We present a spin-dependent extension of the non-orthogonal generalized Wannier function (NGWF) formalism within the framework of linear-scaling density functional theory (LS-DFT) as implemented in the ONETEP code. In traditional LS-DFT representations, both spin channels are constrained to share a common variational basis, which limits the accuracy for systems that are spin-polarized or exhibit magnetic order. Our approach allows NGWFs to vary independently for each spin channel, enabling a more accurate representation of spin-polarization in the electronic density.

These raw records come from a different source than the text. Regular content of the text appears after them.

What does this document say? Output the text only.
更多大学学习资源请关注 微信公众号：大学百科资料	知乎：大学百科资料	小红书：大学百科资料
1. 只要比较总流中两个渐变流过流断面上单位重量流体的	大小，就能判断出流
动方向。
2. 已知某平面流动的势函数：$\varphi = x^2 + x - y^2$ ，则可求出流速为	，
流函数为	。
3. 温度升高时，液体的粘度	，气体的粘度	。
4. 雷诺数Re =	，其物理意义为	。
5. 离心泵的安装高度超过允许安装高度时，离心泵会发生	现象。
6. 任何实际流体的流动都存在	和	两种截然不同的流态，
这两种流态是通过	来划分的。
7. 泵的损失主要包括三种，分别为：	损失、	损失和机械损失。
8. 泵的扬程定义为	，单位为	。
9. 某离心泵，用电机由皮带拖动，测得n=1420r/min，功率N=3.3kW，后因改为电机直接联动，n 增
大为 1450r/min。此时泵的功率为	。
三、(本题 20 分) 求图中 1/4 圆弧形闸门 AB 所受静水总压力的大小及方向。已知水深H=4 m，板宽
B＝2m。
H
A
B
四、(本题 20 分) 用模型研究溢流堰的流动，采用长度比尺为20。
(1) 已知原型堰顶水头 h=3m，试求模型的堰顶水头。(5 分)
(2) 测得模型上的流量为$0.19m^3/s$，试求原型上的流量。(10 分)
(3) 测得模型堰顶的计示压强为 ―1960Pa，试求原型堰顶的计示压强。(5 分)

We demonstrate the efficacy of this method through a series of test cases, including localized magnetic defects in two-dimensional hBN, transition metal complexes, two-dimensional van der Waals magnetic materials, and both bulk and nanocluster ferromagnetic Co. In each scenario, the incorporation of spin-dependent NGWFs results in enhanced accuracy for total energy calculations, improved localization of spin density, and accurate predictions of magnetic ground states. This improvement is particularly notable when combined with DFT+U and DFT+U+J corrections. In this work, we take the opportunity to describe the combination of DFT+U+J and the projector-augmented wave (PAW) formalism within the LS-DFT framework, including how PAW participates in the ionic Pulay force, and in the minimum-tracking linear response approach for computing parameters in situ. Our findings demonstrate that spin-dependent NGWFs are a crucial and computationally efficient advancement in the linear-scaling DFT simulation of spin-polarized materials.